Bref. J'imagine que vous tous vu ou signé la pétition pour que Québec Solidaire et le Parti Vert prennent part au prochain débat des chefs?
On ne peut pas être contre la vertu. Moi aussi j'aimerais bien que tous les partis puissent montrer la face de leur chef à la télé. Ce serait joli.
Sauf que... Qu'est-ce qui est en jeu ici? C'est la liberté des médias. Et cette liberté des médias n'a pas à être "démocratique" ou "égalitaire envers tous". Cette liberté permet aux médias de faire des choix. Dans ce cas précis, le choix des invités au débat des chefs.
Aussi, le directeur général des élections n'a pas le pouvoir d'obliger les télédiffuseurs à inviter Québec Solidaire ou Le Parti Vert au prochain débat des chefs.
Mais le public a le droit de se plaindre. Et tous ceux qui souhaitent le faire, devraient le faire.

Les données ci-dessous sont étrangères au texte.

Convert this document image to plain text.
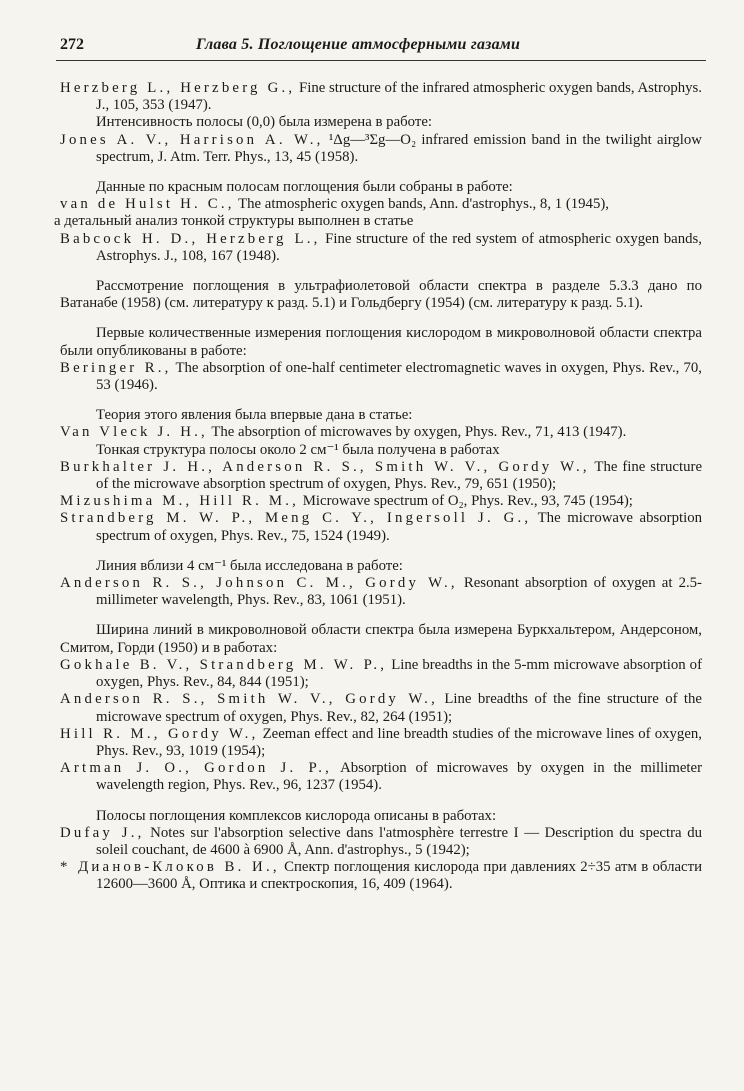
272	Глава 5. Поглощение атмосферными газами

Herzberg L., Herzberg G., Fine structure of the infrared atmospheric oxygen bands, Astrophys. J., 105, 353 (1947).

Интенсивность полосы (0,0) была измерена в работе:

Jones A. V., Harrison A. W., ¹Δg—³Σg—O₂ infrared emission band in the twilight airglow spectrum, J. Atm. Terr. Phys., 13, 45 (1958).

Данные по красным полосам поглощения были собраны в работе:

van de Hulst H. C., The atmospheric oxygen bands, Ann. d'astrophys., 8, 1 (1945),

а детальный анализ тонкой структуры выполнен в статье

Babcock H. D., Herzberg L., Fine structure of the red system of atmospheric oxygen bands, Astrophys. J., 108, 167 (1948).

Рассмотрение поглощения в ультрафиолетовой области спектра в разделе 5.3.3 дано по Ватанабе (1958) (см. литературу к разд. 5.1) и Гольдбергу (1954) (см. литературу к разд. 5.1).

Первые количественные измерения поглощения кислородом в микроволновой области спектра были опубликованы в работе:

Beringer R., The absorption of one-half centimeter electromagnetic waves in oxygen, Phys. Rev., 70, 53 (1946).

Теория этого явления была впервые дана в статье:

Van Vleck J. H., The absorption of microwaves by oxygen, Phys. Rev., 71, 413 (1947).

Тонкая структура полосы около 2 см⁻¹ была получена в работах

Burkhalter J. H., Anderson R. S., Smith W. V., Gordy W., The fine structure of the microwave absorption spectrum of oxygen, Phys. Rev., 79, 651 (1950);

Mizushima M., Hill R. M., Microwave spectrum of O₂, Phys. Rev., 93, 745 (1954);

Strandberg M. W. P., Meng C. Y., Ingersoll J. G., The microwave absorption spectrum of oxygen, Phys. Rev., 75, 1524 (1949).

Линия вблизи 4 см⁻¹ была исследована в работе:

Anderson R. S., Johnson C. M., Gordy W., Resonant absorption of oxygen at 2.5-millimeter wavelength, Phys. Rev., 83, 1061 (1951).

Ширина линий в микроволновой области спектра была измерена Буркхальтером, Андерсоном, Смитом, Горди (1950) и в работах:

Gokhale B. V., Strandberg M. W. P., Line breadths in the 5-mm microwave absorption of oxygen, Phys. Rev., 84, 844 (1951);

Anderson R. S., Smith W. V., Gordy W., Line breadths of the fine structure of the microwave spectrum of oxygen, Phys. Rev., 82, 264 (1951);

Hill R. M., Gordy W., Zeeman effect and line breadth studies of the microwave lines of oxygen, Phys. Rev., 93, 1019 (1954);

Artman J. O., Gordon J. P., Absorption of microwaves by oxygen in the millimeter wavelength region, Phys. Rev., 96, 1237 (1954).

Полосы поглощения комплексов кислорода описаны в работах:

Dufay J., Notes sur l'absorption selective dans l'atmosphère terrestre I — Description du spectra du soleil couchant, de 4600 à 6900 Å, Ann. d'astrophys., 5 (1942);

* Дианов-Клоков В. И., Спектр поглощения кислорода при давлениях 2÷35 атм в области 12600—3600 Å, Оптика и спектроскопия, 16, 409 (1964).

Personnellement, je vous avoue que toute cette question me passe dix pieds par-dessus là tête. Le débat des chefs ne m'intéresse pas vraiment. C'est une lutte de "qui aura l'air d'un Premier ministre", de "qui lira ses notes", de "qui apprendra son texte par coeur", de "qui dira le premier que le Québec est mûr pour du changement dans la continuité", de "qui aura la cravate de travers", de "qui s'obstinera plus fort que l'autre".
C'est une lutte d'image, le summum de cette politique-spectacle qui pue.
Le débat des chefs? Très peu pour moi.
Je suis plutôt radical en matière électorale. Comme je l'ai déjà écrit ici, je crois que les électeurs devraient avoir à répondre à une question de culture politique de base afin de pouvoir exercer leur droit de vote. Sinon, ce sera pour une prochaine fois.
De la même façon, je pense qu'un électeur qui se baserait uniquement sur le débat des chefs pour choisir son camp ne mérite pas de voter.
Mais revenons à la liberté des médias. Cette liberté s'arrête là où la vôtre commence. Le meilleur moyen de militer contre le choix des chefs au débat susmentionné? Ne le regardez pas. Fermez la télé.
Lisez les journaux. Ils sont tous là, tous les jours.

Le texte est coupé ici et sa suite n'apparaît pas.